Hackable: Ubuntu boots on 8-bit microcontroller
Source: Dmitry Grinberg Developer Dmitry Grinberg has apparently managed to boot Ubuntu Linux up to the shell on an Atmel 8-bit microcontroller; this has led some to ask if he's a genius or a madman. Since normal Linux distributions expect to find a 32-bit processor and a memory management unit (MMU), Grinberg had to overcome several obstacles. For example, he didn't hesitate to write an ARM emulator (ARMv5TE) for the ATmega1284p, which is slightly overclocked at 24 MHz. The developer said that he chose ARM because he was already familiar with this technology and because Linux runs on ARM processors.

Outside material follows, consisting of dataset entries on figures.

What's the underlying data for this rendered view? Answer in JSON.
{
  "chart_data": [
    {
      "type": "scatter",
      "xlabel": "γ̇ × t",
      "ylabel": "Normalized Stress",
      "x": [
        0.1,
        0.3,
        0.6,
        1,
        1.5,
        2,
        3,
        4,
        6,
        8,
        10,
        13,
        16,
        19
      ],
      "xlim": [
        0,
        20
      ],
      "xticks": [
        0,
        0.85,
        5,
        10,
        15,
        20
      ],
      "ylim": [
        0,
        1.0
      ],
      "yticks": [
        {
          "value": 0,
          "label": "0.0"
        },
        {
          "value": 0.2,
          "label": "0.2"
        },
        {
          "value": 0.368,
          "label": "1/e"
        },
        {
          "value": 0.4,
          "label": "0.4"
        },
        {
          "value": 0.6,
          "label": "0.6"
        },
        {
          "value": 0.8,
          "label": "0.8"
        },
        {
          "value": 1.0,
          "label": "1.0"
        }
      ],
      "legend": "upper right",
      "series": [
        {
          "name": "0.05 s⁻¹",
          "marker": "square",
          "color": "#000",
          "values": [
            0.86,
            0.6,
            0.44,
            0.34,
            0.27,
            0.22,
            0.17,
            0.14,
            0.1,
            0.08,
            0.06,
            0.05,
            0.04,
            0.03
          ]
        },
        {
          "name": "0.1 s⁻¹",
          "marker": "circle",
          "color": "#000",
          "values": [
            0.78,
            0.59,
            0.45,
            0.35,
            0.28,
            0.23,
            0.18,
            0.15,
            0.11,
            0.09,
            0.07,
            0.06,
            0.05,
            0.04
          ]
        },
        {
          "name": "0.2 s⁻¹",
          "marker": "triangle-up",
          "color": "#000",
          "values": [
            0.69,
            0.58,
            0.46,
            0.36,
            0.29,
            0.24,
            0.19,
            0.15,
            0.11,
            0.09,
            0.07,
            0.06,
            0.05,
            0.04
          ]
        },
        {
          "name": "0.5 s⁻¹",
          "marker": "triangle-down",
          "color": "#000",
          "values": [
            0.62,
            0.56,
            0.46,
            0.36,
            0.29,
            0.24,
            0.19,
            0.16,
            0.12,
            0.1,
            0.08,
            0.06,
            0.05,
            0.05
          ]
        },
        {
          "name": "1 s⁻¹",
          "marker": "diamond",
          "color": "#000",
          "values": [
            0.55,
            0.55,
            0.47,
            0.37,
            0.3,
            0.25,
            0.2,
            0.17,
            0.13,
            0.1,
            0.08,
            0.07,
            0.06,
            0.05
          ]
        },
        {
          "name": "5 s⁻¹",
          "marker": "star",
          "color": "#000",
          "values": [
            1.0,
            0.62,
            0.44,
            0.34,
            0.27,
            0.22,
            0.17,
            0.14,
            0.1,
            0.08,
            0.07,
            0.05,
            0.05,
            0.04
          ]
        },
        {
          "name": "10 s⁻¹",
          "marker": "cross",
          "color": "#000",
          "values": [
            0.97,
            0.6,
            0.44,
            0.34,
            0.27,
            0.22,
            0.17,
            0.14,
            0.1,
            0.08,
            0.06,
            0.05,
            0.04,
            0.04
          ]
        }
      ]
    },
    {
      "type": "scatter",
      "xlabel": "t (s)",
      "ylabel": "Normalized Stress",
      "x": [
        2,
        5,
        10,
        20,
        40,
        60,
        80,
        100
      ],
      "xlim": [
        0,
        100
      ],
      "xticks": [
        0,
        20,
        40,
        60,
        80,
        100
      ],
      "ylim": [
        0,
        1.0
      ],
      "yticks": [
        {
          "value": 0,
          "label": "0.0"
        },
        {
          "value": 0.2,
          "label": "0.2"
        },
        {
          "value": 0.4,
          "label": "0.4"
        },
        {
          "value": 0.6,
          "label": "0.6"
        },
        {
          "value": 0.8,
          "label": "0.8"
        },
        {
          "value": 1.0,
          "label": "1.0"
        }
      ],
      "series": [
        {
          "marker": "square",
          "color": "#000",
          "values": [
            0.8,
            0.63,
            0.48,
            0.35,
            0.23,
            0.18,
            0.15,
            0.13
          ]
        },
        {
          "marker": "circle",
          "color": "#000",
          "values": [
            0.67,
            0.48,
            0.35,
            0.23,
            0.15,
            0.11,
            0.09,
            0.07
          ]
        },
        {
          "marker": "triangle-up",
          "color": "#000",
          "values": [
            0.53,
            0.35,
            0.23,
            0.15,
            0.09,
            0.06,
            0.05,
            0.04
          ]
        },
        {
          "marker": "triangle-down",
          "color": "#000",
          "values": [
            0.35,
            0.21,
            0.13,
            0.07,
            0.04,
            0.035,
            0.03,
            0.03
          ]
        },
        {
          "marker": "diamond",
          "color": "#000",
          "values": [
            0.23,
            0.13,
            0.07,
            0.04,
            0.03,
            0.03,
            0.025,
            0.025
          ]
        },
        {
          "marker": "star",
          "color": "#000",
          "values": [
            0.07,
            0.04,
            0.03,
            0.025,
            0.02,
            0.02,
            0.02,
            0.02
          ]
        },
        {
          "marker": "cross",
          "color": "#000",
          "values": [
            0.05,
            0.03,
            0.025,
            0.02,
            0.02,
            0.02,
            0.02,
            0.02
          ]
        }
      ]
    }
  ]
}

The microcontroller itself only offers 16 KB of RAM and 128 KB of Flash memory, but it was extended for the project using a 1 GB SD card and an old PC memory module (30-pin SIMM). Grinberg used bit banging to program the memory interfaces himself. This allows the SDRAM to be read with a bandwidth of 300 KB per second. Grinberg says that the effective speed of the emulated ARM CPU is 6.5 KHz – consequently, booting the chosen Linux version to the prompt did require a hefty two hours. Booting should be considerably faster with more compact Linux derivatives.
On his web site, Grinberg has released a detailed description of his efforts complete with a video clip. The developer has made the emulator source code available to download and provides tips on how to port the code to other processors. Dmitry Grinberg's description has also attracted readers' comments that are worth reading.